Several hundred feet from the Ahrida Synagogue stands the  Yanbol Synagogue, the other main synagogue preserved in Balat. Bearing the name of the small city in Bulgaria where the members of the founding community originated, the synagogue was rebuilt in the eighteenth century and restored several times subsequently. Illuminated by its numerous windows, the large hall is crowned by an elegant wooden ceiling decorated with floral and other motifs. The capitals of the columns are finely carved and painted. The tevah in the middle of the hall faces the aron, whose wooden doors are inlaid with mother-of-pearl and ivory like those of the Ahrida Synagogue.

Nearby, at the corner of Feruh Kahya and Mahkme Alti streets, you can visit the old  cavus Hammami, frequented by Jews of the quarter, who called it “el bano de Balat”. In both the men’s and women’s areas of the facility, there is a basin reserved as a mikvah for purification.

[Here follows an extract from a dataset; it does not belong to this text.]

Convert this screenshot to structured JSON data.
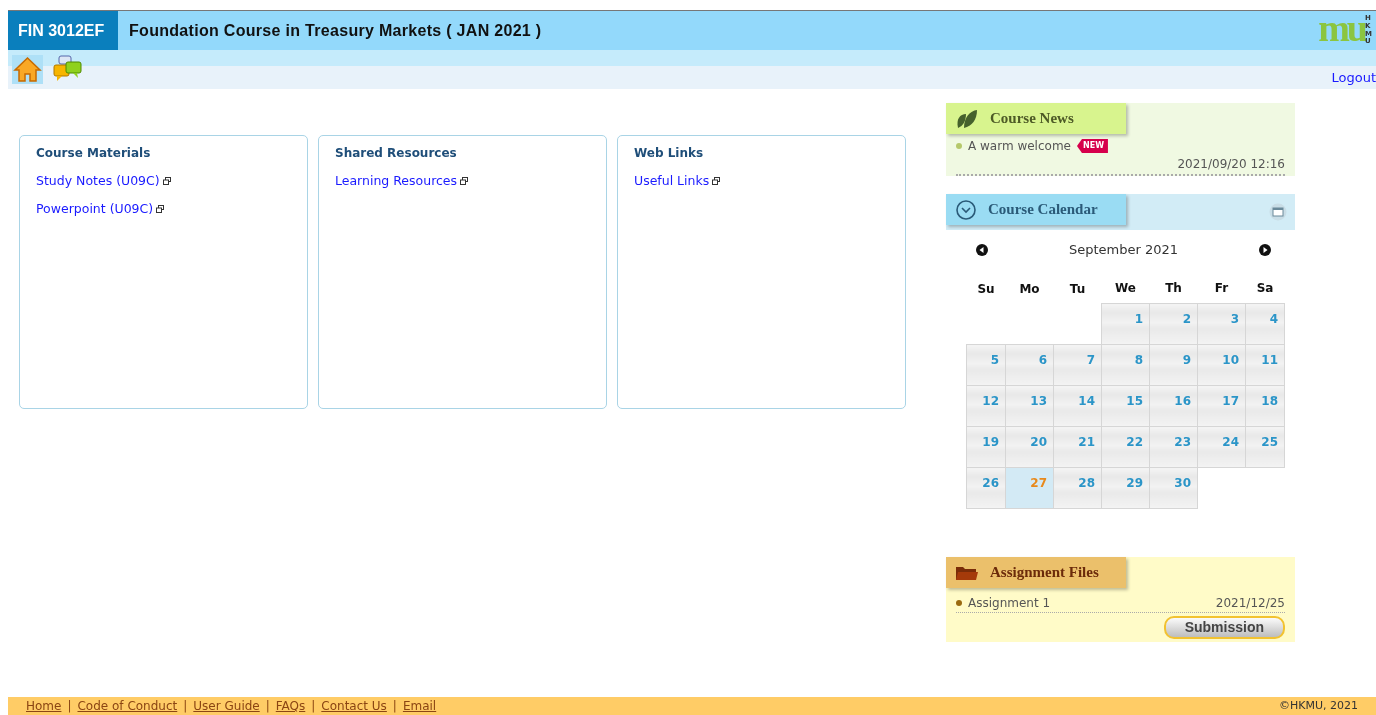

Going back up the hill toward Balat and the Saint Savior in Chora (Kariye Camii), famous for its mosaics, you will come to the impressive  Ichtipol Synagogue. Made completely of wood, the synagogue has a beautiful round stained-glass window bearing two interlaced Stars of David. It was established in the first years of the Ottoman Empire by Jews from the small Macedonian town of Ichtip. Devastated by several fires, it was reconstructed for the last time in 1903. facing at number 63 and 67 on the same street are two beautiful homes notable for their corbelled wooden facades and finely carved decorations. They were once occupied by Jewish families of the area, who, even at that time, had already begun to occupy parts of the neighboring Greek enclave.

Cavus Hammami, Istanbul

The remains of several other synagogues can be found in Balat, sometimes reduced to a simple door, such as that of the Kastoria Synagogue, at 132 Hoca Cakir Street. Along Demir Hisar Street, one can make out the ruined walls of the Eliahuh (at number 231) and Sigri Synagogues. The former Egri Kapi cemetery, which closed in 1839, is now completely abandoned and being devoured by neighboring construction projects. The tombstones bearing inscriptions have been transported to the cemetery in Hasköy on the other side of the Golden Horn.